Keeping in mind that Benjamin Britten wrote much of his vocal music fo his close friend, Peter Prears, who was not at all what I would call handsome, but who had once of the most unique tenor voices of his era... well.. if we based casting on looks, would we have ever had the joy and pleasure of hearing him premier PETER GRIMES or BILLY BUDD and Britten's other works. Yes, his voice was controversial, but the very first time I heard him sing PETER GRIMES (on a soundtrack on a plane), and heard especially his aria in Act II, I was captivated by that sound he produced, and his ability to be so clear on such high notes.

 

As to Nathan Gunn, although almost 42, and so admittedly a bit old for singing the role of Billy in BILLY BUDD, it is hard to find high quality baritones and tenors in their late teens or early 20;s who could tackle such a role and be believable. I'd listen to Gunn eyes closed or more eyes wide opened anytime as I like the mellowness of his voice.

 

Well, of course, Mr. Pears, as we know, was a bit more than Britten's "close friend" lol - also, Budd is the handsome one, not necessarily Captain Vere. ;-) (IMO Peter Grimes need not be a looker either.)

 

As to Gunn's age, and the feasibilty of finding baritones in their 20's to sing Billy, for more "verisimilitude" - this has always been an issue in opera casting, and I think it always will be.
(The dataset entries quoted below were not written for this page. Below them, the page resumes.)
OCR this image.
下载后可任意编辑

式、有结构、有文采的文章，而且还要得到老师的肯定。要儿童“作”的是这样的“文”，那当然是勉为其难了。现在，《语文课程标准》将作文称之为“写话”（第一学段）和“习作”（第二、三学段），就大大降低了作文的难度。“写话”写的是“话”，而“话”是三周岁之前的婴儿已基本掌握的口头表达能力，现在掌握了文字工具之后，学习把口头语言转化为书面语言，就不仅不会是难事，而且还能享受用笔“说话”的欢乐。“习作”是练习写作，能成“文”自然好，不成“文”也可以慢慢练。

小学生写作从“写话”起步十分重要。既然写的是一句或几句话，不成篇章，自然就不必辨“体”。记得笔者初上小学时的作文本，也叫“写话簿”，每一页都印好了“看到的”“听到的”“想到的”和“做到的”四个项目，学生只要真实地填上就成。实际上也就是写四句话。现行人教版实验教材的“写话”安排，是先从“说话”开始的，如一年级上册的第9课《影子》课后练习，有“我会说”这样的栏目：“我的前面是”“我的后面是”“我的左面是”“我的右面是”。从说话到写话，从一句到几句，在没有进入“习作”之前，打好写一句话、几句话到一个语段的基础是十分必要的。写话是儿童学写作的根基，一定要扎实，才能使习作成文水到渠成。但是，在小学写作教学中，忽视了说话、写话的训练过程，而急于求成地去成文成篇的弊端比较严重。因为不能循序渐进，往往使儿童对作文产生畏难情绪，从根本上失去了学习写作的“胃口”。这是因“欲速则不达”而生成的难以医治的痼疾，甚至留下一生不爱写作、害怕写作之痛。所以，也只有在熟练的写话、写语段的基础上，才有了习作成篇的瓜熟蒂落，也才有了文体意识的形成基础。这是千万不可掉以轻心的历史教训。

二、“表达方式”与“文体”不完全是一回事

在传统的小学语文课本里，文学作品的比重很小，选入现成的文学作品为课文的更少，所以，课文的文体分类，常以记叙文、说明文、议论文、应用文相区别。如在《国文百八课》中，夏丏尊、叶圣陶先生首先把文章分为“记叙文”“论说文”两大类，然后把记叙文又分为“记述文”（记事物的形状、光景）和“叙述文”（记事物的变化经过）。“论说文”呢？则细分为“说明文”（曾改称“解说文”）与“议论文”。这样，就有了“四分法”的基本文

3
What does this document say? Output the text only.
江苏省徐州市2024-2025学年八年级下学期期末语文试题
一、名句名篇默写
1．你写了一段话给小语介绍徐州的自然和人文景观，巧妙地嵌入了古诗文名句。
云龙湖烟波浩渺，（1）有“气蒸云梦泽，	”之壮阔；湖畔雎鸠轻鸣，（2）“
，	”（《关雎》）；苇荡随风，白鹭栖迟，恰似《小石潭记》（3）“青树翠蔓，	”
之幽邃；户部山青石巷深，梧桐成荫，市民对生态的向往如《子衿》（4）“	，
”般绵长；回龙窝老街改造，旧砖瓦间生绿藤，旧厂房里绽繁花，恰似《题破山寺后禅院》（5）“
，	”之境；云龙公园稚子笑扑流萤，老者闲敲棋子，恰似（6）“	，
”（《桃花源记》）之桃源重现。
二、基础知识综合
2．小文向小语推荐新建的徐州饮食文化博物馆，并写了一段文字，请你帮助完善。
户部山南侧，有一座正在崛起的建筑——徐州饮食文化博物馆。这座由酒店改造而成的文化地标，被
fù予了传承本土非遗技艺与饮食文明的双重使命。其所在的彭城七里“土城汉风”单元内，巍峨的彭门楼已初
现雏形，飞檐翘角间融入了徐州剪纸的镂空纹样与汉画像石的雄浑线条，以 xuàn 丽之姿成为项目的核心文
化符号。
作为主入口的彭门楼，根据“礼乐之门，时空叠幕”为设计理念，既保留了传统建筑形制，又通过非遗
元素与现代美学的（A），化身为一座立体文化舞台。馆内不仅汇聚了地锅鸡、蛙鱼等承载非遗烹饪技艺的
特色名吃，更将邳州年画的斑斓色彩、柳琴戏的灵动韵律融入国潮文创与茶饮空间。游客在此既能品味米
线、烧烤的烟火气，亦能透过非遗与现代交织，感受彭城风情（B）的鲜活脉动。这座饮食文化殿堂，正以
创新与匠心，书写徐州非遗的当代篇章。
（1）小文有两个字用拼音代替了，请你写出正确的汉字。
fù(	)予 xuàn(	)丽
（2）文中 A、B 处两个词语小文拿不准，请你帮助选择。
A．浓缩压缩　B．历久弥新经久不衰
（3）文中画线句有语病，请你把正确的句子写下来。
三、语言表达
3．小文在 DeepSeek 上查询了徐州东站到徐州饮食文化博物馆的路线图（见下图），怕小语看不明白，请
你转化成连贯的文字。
Otherwise we'd be seeing a rash of teenage girls cast as Butterfly or Manon, etc - and they wouldn't be ready to handle such roles vocally, let alone understand how to bring nuance to the characters. Opera is also one of the few forms of theatre where we READILY ignore what is often called "non-traditional casting" in terms of race - operagoers will easily accept a non-Asian Butterfly, or caucasian singers as Egyptians and Ethiopians in Aida - the kind of casting that would be big media attention if we were talking about a Broadway show instead. (Porgy And Bess is the only opera I know where it's a contractual stipulation that the black roles be played only by black singers - though again, there's nothing about casting AGE-appropriately in there, lol.)

 

I heard portions of the 2 Sirius broadcasts of Billy Budd and enjoyed what I heard quite a bit. Some people on one opera forum who saw the piece live in the house felt that Gunn didn't have enough power in his voice, but on the air, he sounded great to me. The Vere, John Daszak, was a nice surprise to me - some thought he sounded too pushed and gruff, but I enjoyed hearing a darker-voiced Vere than I'm used to - to me, it added a needed dimension to the character, who I have always felt doesn't need to be as "weak" as some critics (of the opera and of the Melville novel) feel he is.

Britten's score is pure genius, and parts of it move me to tears every time I hear it. (Same with Peter Grimes.)